In the New Bethlehem and Knox locations, the Heeters devised kitchen displays to highlight their products in that area.
Meanwhile, a rise in DIY mentality among customers has led the Heeters to adapt their stores for that demographic.
“We’re moving some of our stores around to cater to that because I think that’s a big thing that’s happening,” said Heeter. “That and moving out of the city, because I think there’s a shift of people not going back to work in the offices, and I think they’re going to come fix their camps up and summer homes and make them their permanent residence.”
Women are another demographic group Heeter Lumber wants to target.
“Lumber stores are places where men notoriously go to shop. 50 percent of the money that’s spent in the house, a woman is doing it. We want the stores to be more inviting and have more of them come in. That’s one of my wife’s main goals,” Heeter explained.
Heeter Lumber is also forward-thinking.
Heeter asserted a businessperson should never stop learning and trying to improve.
“If you’re doing things this year like you did then two years ago,” he remarked, “you’re behind because it’s amazing how fast things are changing.”
As long-time residents of Clarion County, Heeter said he and his wife understand the importance of giving back to their local community.

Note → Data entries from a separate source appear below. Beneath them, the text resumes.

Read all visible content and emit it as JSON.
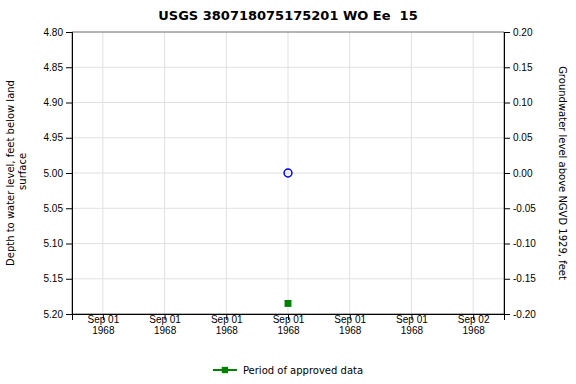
{
  "chart_data": {
    "type": "scatter",
    "title": "USGS 380718075175201 WO Ee  15",
    "ylabel": "Depth to water level, feet below land\n surface",
    "y2label": "Groundwater level above NGVD 1929, feet",
    "categories": [
      "Sep 01\n1968",
      "Sep 01\n1968",
      "Sep 01\n1968",
      "Sep 01\n1968",
      "Sep 01\n1968",
      "Sep 01\n1968",
      "Sep 02\n1968"
    ],
    "series": [
      {
        "color": "#0000ff",
        "marker": "circle-open",
        "values": [
          null,
          null,
          null,
          5.0,
          null,
          null,
          null
        ]
      },
      {
        "name": "Period of approved data",
        "color": "#008000",
        "marker": "square",
        "values": [
          null,
          null,
          null,
          5.185,
          null,
          null,
          null
        ]
      }
    ],
    "ylim": [
      5.2,
      4.8
    ],
    "yticks": [
      {
        "value": 4.8,
        "label": "4.80"
      },
      4.85,
      {
        "value": 4.9,
        "label": "4.90"
      },
      4.95,
      {
        "value": 5.0,
        "label": "5.00"
      },
      5.05,
      {
        "value": 5.1,
        "label": "5.10"
      },
      5.15,
      {
        "value": 5.2,
        "label": "5.20"
      }
    ],
    "y2lim": [
      -0.2,
      0.2
    ],
    "y2ticks": [
      {
        "value": 0.2,
        "label": "0.20"
      },
      0.15,
      {
        "value": 0.1,
        "label": "0.10"
      },
      0.05,
      {
        "value": 0.0,
        "label": "0.00"
      },
      -0.05,
      {
        "value": -0.1,
        "label": "-0.10"
      },
      -0.15,
      {
        "value": -0.2,
        "label": "-0.20"
      }
    ],
    "grid": true,
    "legend": "bottom"
  }
}
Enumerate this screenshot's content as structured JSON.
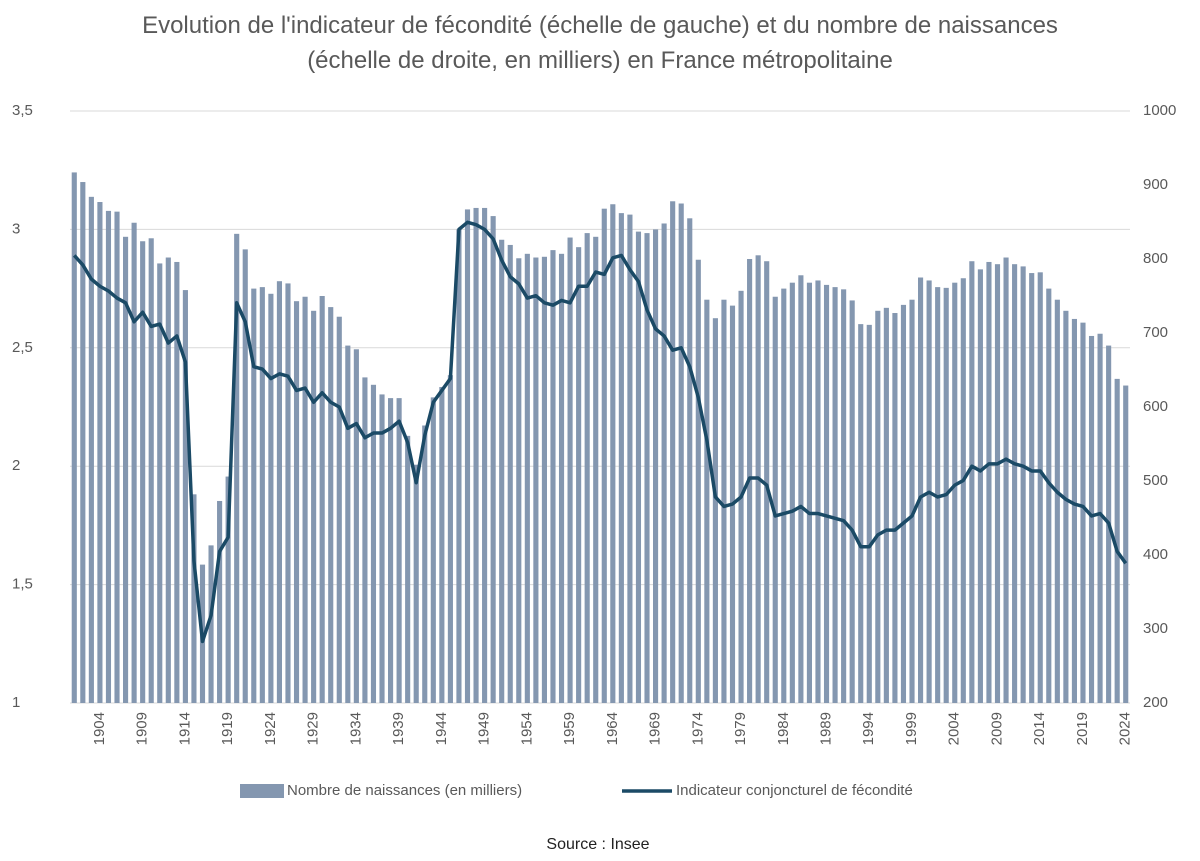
{
  "chart_data": {
    "type": "combo",
    "title": "Evolution de l'indicateur de fécondité (échelle de gauche) et du nombre de naissances (échelle de droite, en milliers) en France métropolitaine",
    "source": "Source : Insee",
    "categories": [
      null,
      null,
      null,
      "1904",
      null,
      null,
      null,
      null,
      "1909",
      null,
      null,
      null,
      null,
      "1914",
      null,
      null,
      null,
      null,
      "1919",
      null,
      null,
      null,
      null,
      "1924",
      null,
      null,
      null,
      null,
      "1929",
      null,
      null,
      null,
      null,
      "1934",
      null,
      null,
      null,
      null,
      "1939",
      null,
      null,
      null,
      null,
      "1944",
      null,
      null,
      null,
      null,
      "1949",
      null,
      null,
      null,
      null,
      "1954",
      null,
      null,
      null,
      null,
      "1959",
      null,
      null,
      null,
      null,
      "1964",
      null,
      null,
      null,
      null,
      "1969",
      null,
      null,
      null,
      null,
      "1974",
      null,
      null,
      null,
      null,
      "1979",
      null,
      null,
      null,
      null,
      "1984",
      null,
      null,
      null,
      null,
      "1989",
      null,
      null,
      null,
      null,
      "1994",
      null,
      null,
      null,
      null,
      "1999",
      null,
      null,
      null,
      null,
      "2004",
      null,
      null,
      null,
      null,
      "2009",
      null,
      null,
      null,
      null,
      "2014",
      null,
      null,
      null,
      null,
      "2019",
      null,
      null,
      null,
      null,
      "2024"
    ],
    "series": [
      {
        "name": "Nombre de naissances (en milliers)",
        "type": "bar",
        "axis": "y2",
        "color": "#8497b0",
        "values": [
          917,
          904,
          884,
          877,
          865,
          864,
          830,
          849,
          824,
          828,
          794,
          802,
          796,
          758,
          482,
          387,
          413,
          473,
          506,
          834,
          813,
          760,
          762,
          753,
          770,
          767,
          743,
          749,
          730,
          750,
          735,
          722,
          683,
          678,
          640,
          630,
          617,
          612,
          612,
          561,
          522,
          575,
          613,
          627,
          643,
          840,
          867,
          869,
          869,
          858,
          826,
          819,
          801,
          807,
          802,
          803,
          812,
          807,
          829,
          816,
          835,
          830,
          868,
          874,
          862,
          860,
          837,
          835,
          840,
          848,
          878,
          875,
          855,
          799,
          745,
          720,
          745,
          737,
          757,
          800,
          805,
          797,
          749,
          760,
          768,
          778,
          768,
          771,
          765,
          762,
          759,
          744,
          712,
          711,
          730,
          734,
          727,
          738,
          745,
          775,
          771,
          762,
          761,
          768,
          774,
          797,
          786,
          796,
          793,
          802,
          793,
          790,
          781,
          782,
          760,
          745,
          730,
          719,
          714,
          696,
          699,
          683,
          638,
          629
        ]
      },
      {
        "name": "Indicateur conjoncturel de fécondité",
        "type": "line",
        "axis": "y",
        "color": "#1b4a66",
        "values": [
          2.89,
          2.85,
          2.79,
          2.76,
          2.74,
          2.71,
          2.69,
          2.61,
          2.65,
          2.59,
          2.6,
          2.52,
          2.55,
          2.44,
          1.6,
          1.26,
          1.37,
          1.64,
          1.7,
          2.69,
          2.61,
          2.42,
          2.41,
          2.37,
          2.39,
          2.38,
          2.32,
          2.33,
          2.27,
          2.31,
          2.27,
          2.25,
          2.16,
          2.18,
          2.12,
          2.14,
          2.14,
          2.16,
          2.19,
          2.1,
          1.93,
          2.13,
          2.27,
          2.32,
          2.37,
          3.0,
          3.03,
          3.02,
          3.0,
          2.96,
          2.87,
          2.8,
          2.77,
          2.71,
          2.72,
          2.69,
          2.68,
          2.7,
          2.69,
          2.76,
          2.76,
          2.82,
          2.81,
          2.88,
          2.89,
          2.83,
          2.78,
          2.66,
          2.58,
          2.55,
          2.49,
          2.5,
          2.42,
          2.29,
          2.11,
          1.87,
          1.83,
          1.84,
          1.87,
          1.95,
          1.95,
          1.92,
          1.79,
          1.8,
          1.81,
          1.83,
          1.8,
          1.8,
          1.79,
          1.78,
          1.77,
          1.73,
          1.66,
          1.66,
          1.71,
          1.73,
          1.73,
          1.76,
          1.79,
          1.87,
          1.89,
          1.87,
          1.88,
          1.92,
          1.94,
          2.0,
          1.98,
          2.01,
          2.01,
          2.03,
          2.01,
          2.0,
          1.98,
          1.98,
          1.93,
          1.89,
          1.86,
          1.84,
          1.83,
          1.79,
          1.8,
          1.76,
          1.64,
          1.59
        ]
      }
    ],
    "ylim": [
      1,
      3.5
    ],
    "yticks": [
      1,
      {
        "value": 1.5,
        "label": "1,5"
      },
      2,
      {
        "value": 2.5,
        "label": "2,5"
      },
      3,
      {
        "value": 3.5,
        "label": "3,5"
      }
    ],
    "y2lim": [
      200,
      1000
    ],
    "y2ticks": [
      200,
      300,
      400,
      500,
      600,
      700,
      800,
      900,
      1000
    ],
    "grid": true,
    "legend": "bottom"
  }
}
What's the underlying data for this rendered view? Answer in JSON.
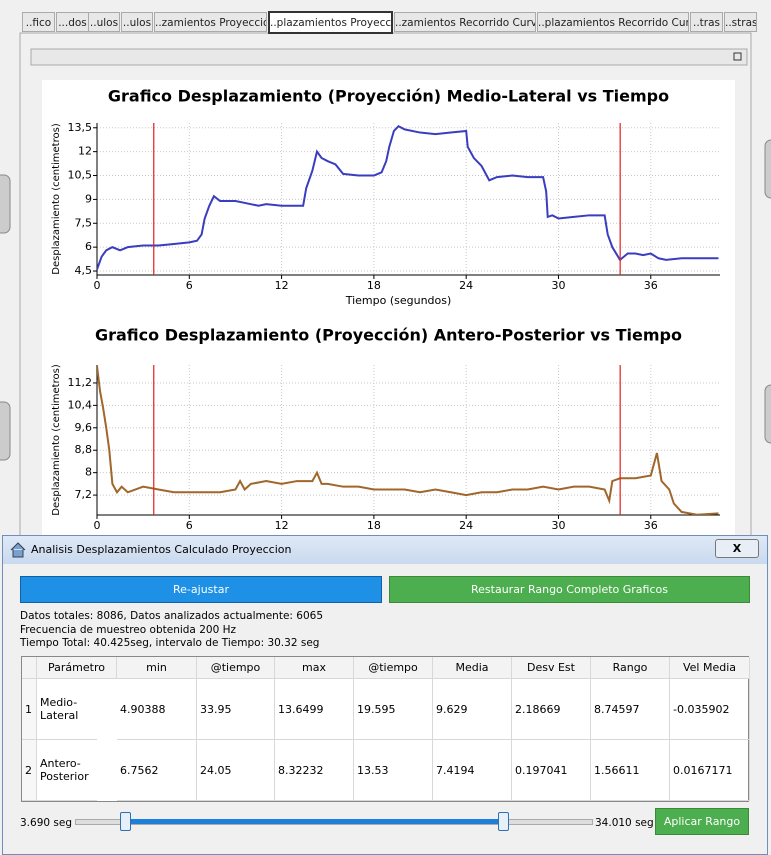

“We can’t support all of them, but we do as much as we can,” he stated. “Boy Scouts is a big thing for us. Church groups, we try to help out as much as we can.”
Heeter mentioned supporting local businesses like his end up being a net positive for the community, as those businesses can then give back.
“We try to support everything, but people don’t realize that shopping local, the money stays local, too,” he said. “I think people who aren’t in business don’t realize you put a lot of money back in these communities.”
By all accounts, Heeter Lumber’s outlook is bright.
Heeter said they will hire one to two salespeople to act as liaisons between various construction projects in the area and his business.
“I think that’s something you have to do,” he said, “especially at the size we are.”
Heeter is also looking to add more locations. Though he did not say where, he did add “just about all of them” would be within Clarion County.
“We’re going to expand, I know that for sure,” he said. “We have four now, so if I could have seven, then I think we would be done.”